What Next?

FTLComm - Tisdale - Thursday, November 8, 2001
Now I can some how understand that it has taken the post office more than twenty years to move into the computer information age but self sticking stamps!

What's this world coming to, the whole letter sending experience is a nostalgia trip in itself but now you don't even lick the stamp. I am shocked and appalled.

Correspondence on paper was one of the truly great experiences in my life and I am certain in the lives of most people my age. The utter freedom and total excitement of getting a letter from a pen pal was the highlight of my existence as a grade six kid and on into my teens. Both of the people I wrote to and received replies from for years were American girls my age, one in Montana and the other in Arkansas Our letters would describe our lives and environment to each other and bring us just a bit closer to understanding the wonder of growing up anywhere.

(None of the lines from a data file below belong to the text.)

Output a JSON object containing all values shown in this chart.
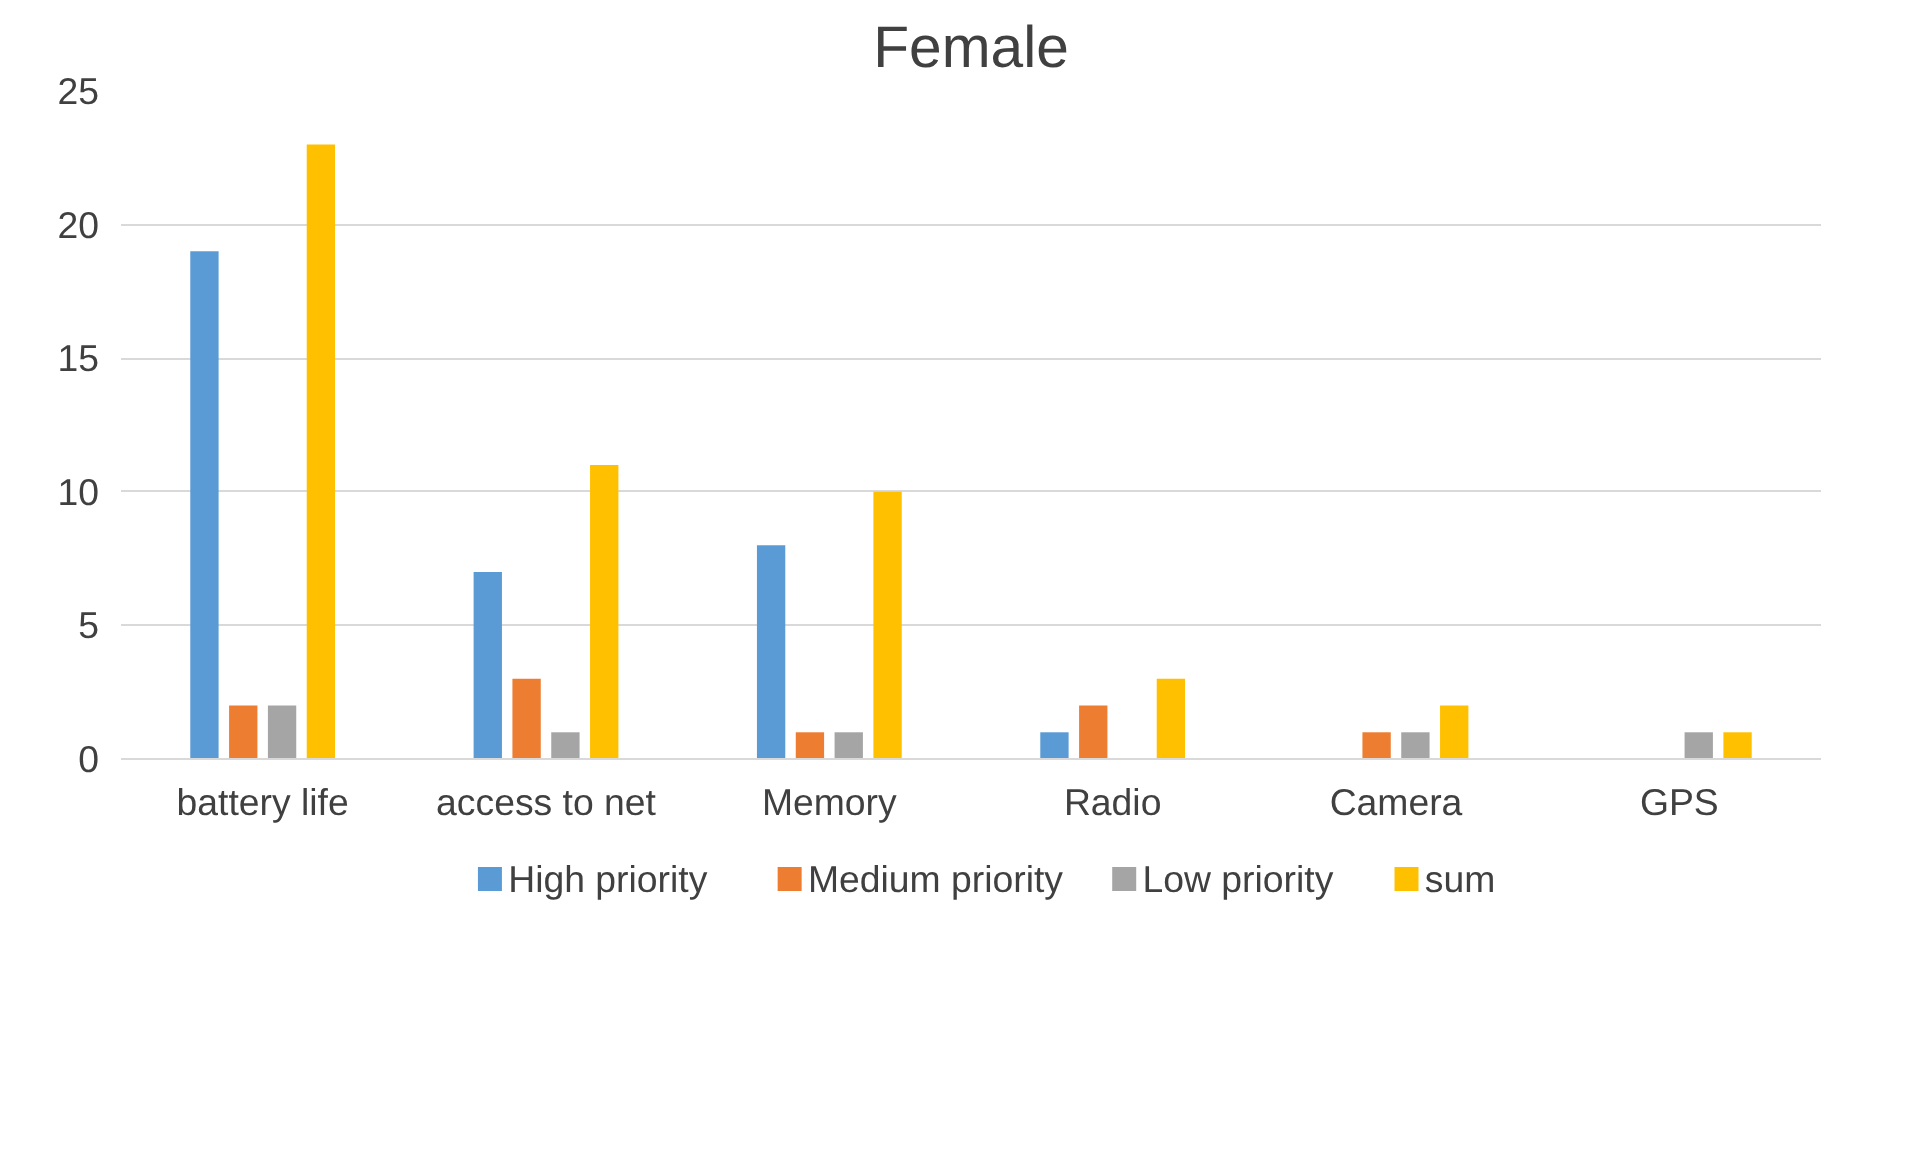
{
  "chart_data": {
    "type": "bar",
    "title": "Female",
    "categories": [
      "battery life",
      "access to net",
      "Memory",
      "Radio",
      "Camera",
      "GPS"
    ],
    "series": [
      {
        "name": "High priority",
        "color": "#5b9bd5",
        "values": [
          19,
          7,
          8,
          1,
          0,
          0
        ]
      },
      {
        "name": "Medium priority",
        "color": "#ed7d31",
        "values": [
          2,
          3,
          1,
          2,
          1,
          0
        ]
      },
      {
        "name": "Low priority",
        "color": "#a5a5a5",
        "values": [
          2,
          1,
          1,
          0,
          1,
          1
        ]
      },
      {
        "name": "sum",
        "color": "#ffc000",
        "values": [
          23,
          11,
          10,
          3,
          2,
          1
        ]
      }
    ],
    "ylim": [
      0,
      25
    ],
    "yticks": [
      0,
      5,
      10,
      15,
      20,
      25
    ],
    "grid": "y",
    "legend": "bottom"
  }
}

The Montana girl had never heard of curling and in grade seven it was a sport I had taken up. Curling on my dad's team. Well for a while I curled with my dad but he got fed up with my fooling around and I was traded to Cliff Halloway's team. I tried valiantly to explain the game to this girl who lived in the desert of Montana and no wonder she was confused about the game.

The girl in Arkansas I had actually met as she had been to our village to visit her cousin and with her the most important discussions revolved around race relations. This was the late fifties, the time of the emerging civil rights movement in the South and this girl was definitely white. The irony of this story is that though she was indeed white and from her parents and friends of Little Rock she held the basic attitudes of white superiority. I realise that these views would seem laughable today but then it was a wonder to me that race was an issue at all and further more that any sensible individual would claim that their skin colour had something to do with their rights and privileges as a person. Now the irony part. This girl's grandmother looked just like any other person in our little village and I delivered her news paper every day but on her birth certificate under "race" the word "Negro" darkened that spot.

The age of pen pals never really went away. I will always cherish those letters and the distant touch that came with them. I believe strongly that the wonders of ICQ and various other chat lines on the Internet provide kids today and adults alike, with the wonder of communications across vast distances.

E-mail is one of the greatest things to ever come along. I first began using it regularly in 1984 and live by it every day. It is in many ways so much like the paper correspondence of years ago, up close communications, person to person, unlike telephone with tonal and subtle phrase variations, the printed word stands on its own.

E-mail never had any stamps to lick but sadly pen pal letters did.